Городков, ненавидя, испытывая налетающее головокружение, кидаясь в него и страшась, преодолевая страх рождающимся чувством свободы, не садясь, размашисто и разгульно написал заявление об уходе, щелчком откинул Корнееву лист.
Вышел, смеющийся, легкий, едва не ударив дверью подслушивавшую Варварьину. Прошагал мимо сотрудников, глядевших на него с ужасом из-за своих столов.

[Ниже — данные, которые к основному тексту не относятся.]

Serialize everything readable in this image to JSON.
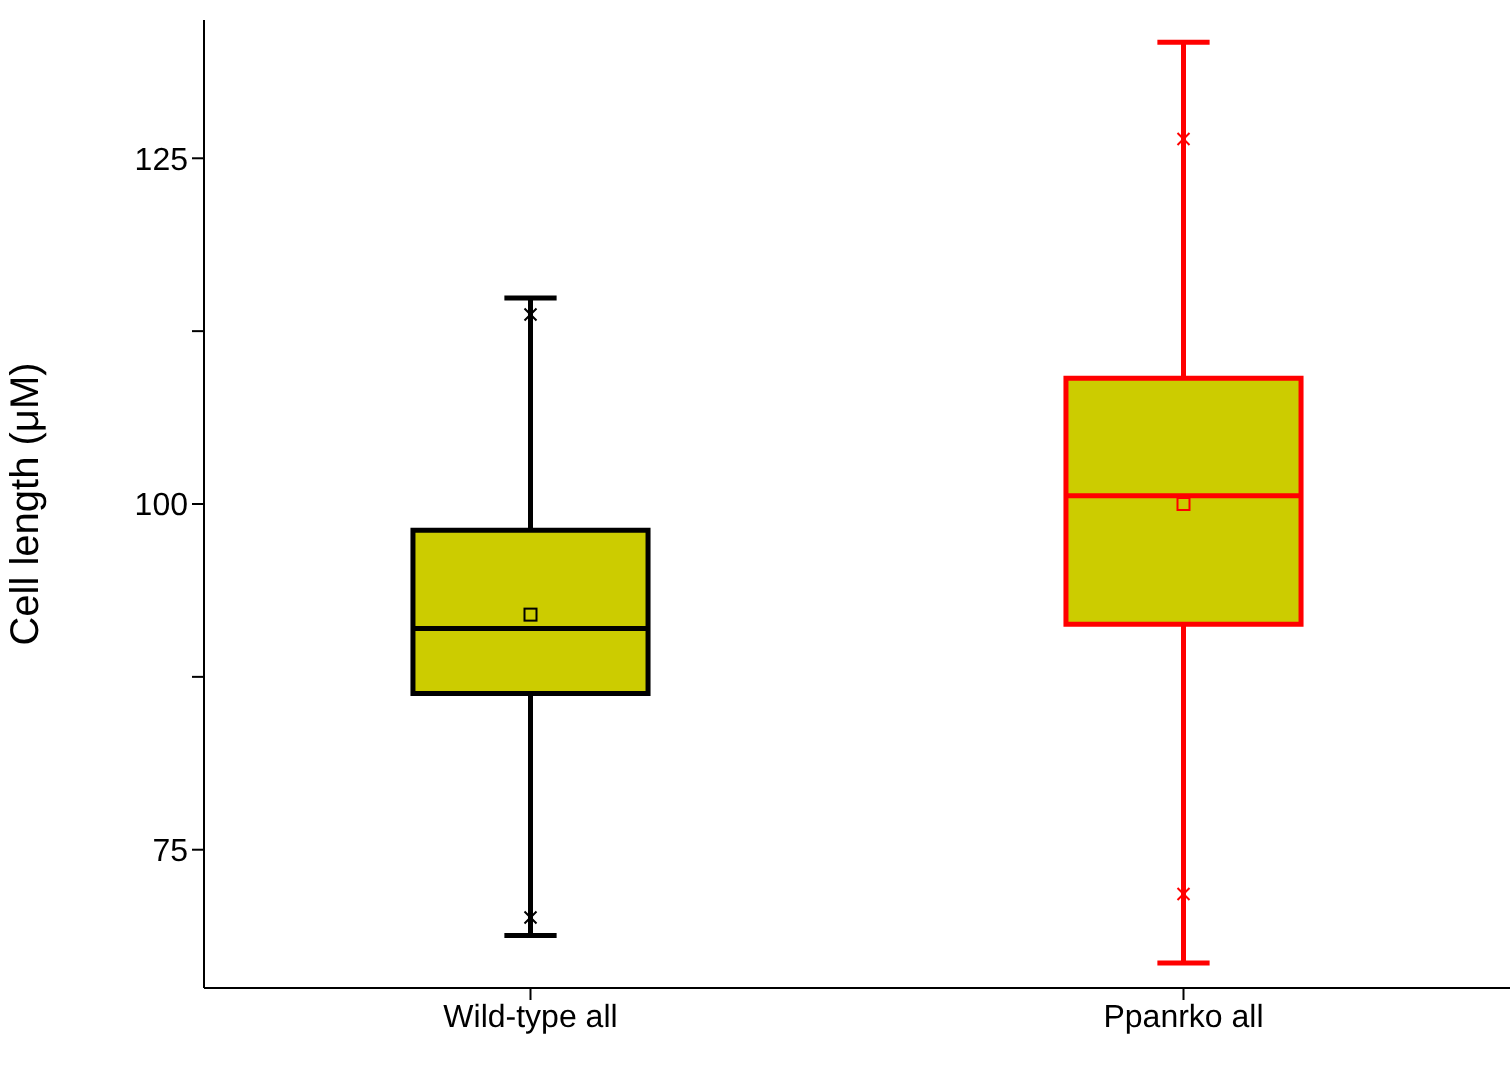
{
  "chart_data": {
    "type": "box",
    "ylabel": "Cell length (μM)",
    "categories": [
      "Wild-type all",
      "Ppanrko all"
    ],
    "boxes": [
      {
        "low": 68.8,
        "q1": 86.3,
        "median": 91.0,
        "q3": 98.1,
        "high": 114.9,
        "mean": 92.0,
        "outliers": [
          70.1,
          113.7
        ]
      },
      {
        "low": 66.8,
        "q1": 91.3,
        "median": 100.6,
        "q3": 109.1,
        "high": 133.4,
        "mean": 100.0,
        "outliers": [
          71.8,
          126.4
        ]
      }
    ],
    "color": "#cccc00",
    "colors": [
      "#000000",
      "#ff0000"
    ],
    "ylim": [
      65,
      135
    ],
    "yticks": [
      75,
      {
        "value": 87.5,
        "label": null
      },
      100,
      {
        "value": 112.5,
        "label": null
      },
      125
    ],
    "grid": false,
    "legend": false
  }
}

Уже в городе, забыв запахнуть ворот шубы, язвил, улыбался, продолжал сокрушать. Молодо, слушая морозное курлыканье ступеней, поднялся по деревянной Никольской лестнице под кремлевские стены, любя бесснежные, дикие осыпи, гончарно накаленные холодом, из которых остро, могуче торчали башни и главы. Запыхавшись, пронес свое горячее лицо через кремль, где нетоптаный снег лучезарно белел, и синели тени шатров, колоколен, и платовские пушки в сугробах поглядывали на восток. Вошел в музей, в натопленную комнату Голубовского. Старик, рассыпав гриву по сутулым плечам, нацепив очки, трогал желтоватыми пальцами старинный сундучок, окованный железом, с узорным секретным замком и облупленным рисунком: мохнатое, зеленое дерево, и под деревом, поднявшись на задние лапы, высунув красные языки, целуются лев с конем.

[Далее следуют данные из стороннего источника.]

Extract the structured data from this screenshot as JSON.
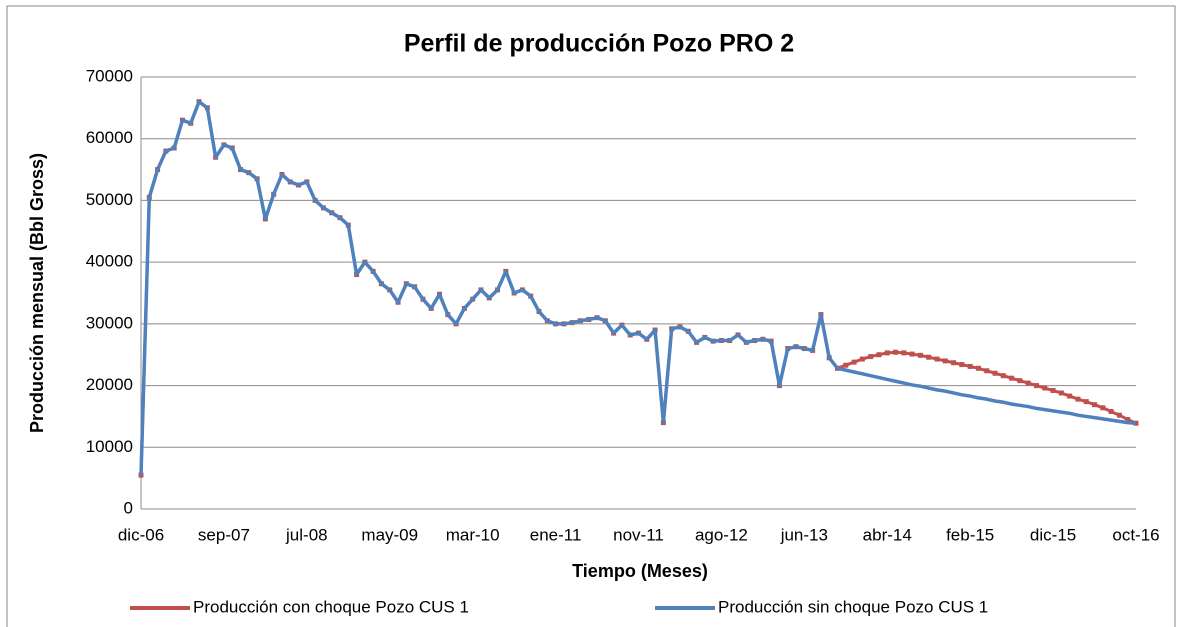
{
  "chart_data": {
    "type": "line",
    "title": "Perfil de producción Pozo PRO 2",
    "ylabel": "Producción mensual (Bbl Gross)",
    "xlabel": "Tiempo (Meses)",
    "categories": [
      "dic-06",
      null,
      null,
      null,
      null,
      null,
      null,
      null,
      null,
      null,
      "sep-07",
      null,
      null,
      null,
      null,
      null,
      null,
      null,
      null,
      null,
      "jul-08",
      null,
      null,
      null,
      null,
      null,
      null,
      null,
      null,
      null,
      "may-09",
      null,
      null,
      null,
      null,
      null,
      null,
      null,
      null,
      null,
      "mar-10",
      null,
      null,
      null,
      null,
      null,
      null,
      null,
      null,
      null,
      "ene-11",
      null,
      null,
      null,
      null,
      null,
      null,
      null,
      null,
      null,
      "nov-11",
      null,
      null,
      null,
      null,
      null,
      null,
      null,
      null,
      null,
      "ago-12",
      null,
      null,
      null,
      null,
      null,
      null,
      null,
      null,
      null,
      "jun-13",
      null,
      null,
      null,
      null,
      null,
      null,
      null,
      null,
      null,
      "abr-14",
      null,
      null,
      null,
      null,
      null,
      null,
      null,
      null,
      null,
      "feb-15",
      null,
      null,
      null,
      null,
      null,
      null,
      null,
      null,
      null,
      "dic-15",
      null,
      null,
      null,
      null,
      null,
      null,
      null,
      null,
      null,
      "oct-16"
    ],
    "series": [
      {
        "name": "Producción con choque Pozo CUS 1",
        "color": "#c0504d",
        "values": [
          5500,
          50500,
          55000,
          58000,
          58500,
          63000,
          62500,
          66000,
          65000,
          57000,
          59000,
          58500,
          55000,
          54500,
          53500,
          47000,
          51000,
          54200,
          53000,
          52500,
          53000,
          50000,
          48800,
          48000,
          47200,
          46000,
          38000,
          40000,
          38500,
          36500,
          35500,
          33500,
          36500,
          36000,
          34000,
          32500,
          34800,
          31500,
          30000,
          32500,
          34000,
          35500,
          34200,
          35500,
          38500,
          35000,
          35500,
          34500,
          32000,
          30500,
          30000,
          30000,
          30200,
          30500,
          30700,
          31000,
          30500,
          28500,
          29800,
          28200,
          28500,
          27500,
          29000,
          14000,
          29200,
          29500,
          28800,
          27000,
          27800,
          27200,
          27300,
          27300,
          28200,
          27000,
          27300,
          27500,
          27200,
          20000,
          26000,
          26300,
          26000,
          25700,
          31500,
          24500,
          22800,
          23300,
          23800,
          24300,
          24700,
          25000,
          25300,
          25400,
          25300,
          25100,
          24900,
          24600,
          24300,
          24000,
          23700,
          23400,
          23100,
          22800,
          22400,
          22000,
          21600,
          21200,
          20800,
          20400,
          20000,
          19600,
          19200,
          18800,
          18300,
          17800,
          17400,
          16900,
          16400,
          15800,
          15200,
          14500,
          13900
        ]
      },
      {
        "name": "Producción sin choque Pozo CUS 1",
        "color": "#4f81bd",
        "values": [
          5500,
          50500,
          55000,
          58000,
          58500,
          63000,
          62500,
          66000,
          65000,
          57000,
          59000,
          58500,
          55000,
          54500,
          53500,
          47000,
          51000,
          54200,
          53000,
          52500,
          53000,
          50000,
          48800,
          48000,
          47200,
          46000,
          38000,
          40000,
          38500,
          36500,
          35500,
          33500,
          36500,
          36000,
          34000,
          32500,
          34800,
          31500,
          30000,
          32500,
          34000,
          35500,
          34200,
          35500,
          38500,
          35000,
          35500,
          34500,
          32000,
          30500,
          30000,
          30000,
          30200,
          30500,
          30700,
          31000,
          30500,
          28500,
          29800,
          28200,
          28500,
          27500,
          29000,
          14000,
          29200,
          29500,
          28800,
          27000,
          27800,
          27200,
          27300,
          27300,
          28200,
          27000,
          27300,
          27500,
          27200,
          20000,
          26000,
          26300,
          26000,
          25700,
          31500,
          24500,
          22800,
          22500,
          22200,
          21900,
          21600,
          21300,
          21000,
          20700,
          20400,
          20100,
          19900,
          19600,
          19300,
          19100,
          18800,
          18500,
          18300,
          18000,
          17800,
          17500,
          17300,
          17000,
          16800,
          16600,
          16300,
          16100,
          15900,
          15700,
          15500,
          15200,
          15000,
          14800,
          14600,
          14400,
          14200,
          14000,
          13900
        ]
      }
    ],
    "ylim": [
      0,
      70000
    ],
    "yticks": [
      0,
      10000,
      20000,
      30000,
      40000,
      50000,
      60000,
      70000
    ],
    "grid": true,
    "legend": "bottom"
  }
}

– Сережа? Ну как хорошо!.. Сию минуту о тебе подумал… – И с порога, радуясь старику, Городков спешил ему все поведать. О своем освобождении, победе. Возбужденно, сбиваясь и его возбуждая, принимая его благословение на новую жизнь.
– Да вы же знаете, Егор Данилыч, Корнеев бездарный, бесцветный. И в сущности, несмотря на хищные зубки, беззащитный! Вцепился в свой маленький ломтик – и сыт и счастлив!.. А ведь были, были надежды! Стишки писал, домой ко мне прибегал читать. Тянулся, тянулся. Со школы тянулся, троечник, слабачок, белесенький и бесцветный. Мучился, завидовал чужому таланту. И теперь вот реванш взял! Нате вам, отомстил! На колени хотел поставить! Хлеба лишил, кормилец!.. Да я из его нечистых, нечестных рук корки не возьму! С голоду умру, не возьму!.. Ведь прав я, Егор Данилыч?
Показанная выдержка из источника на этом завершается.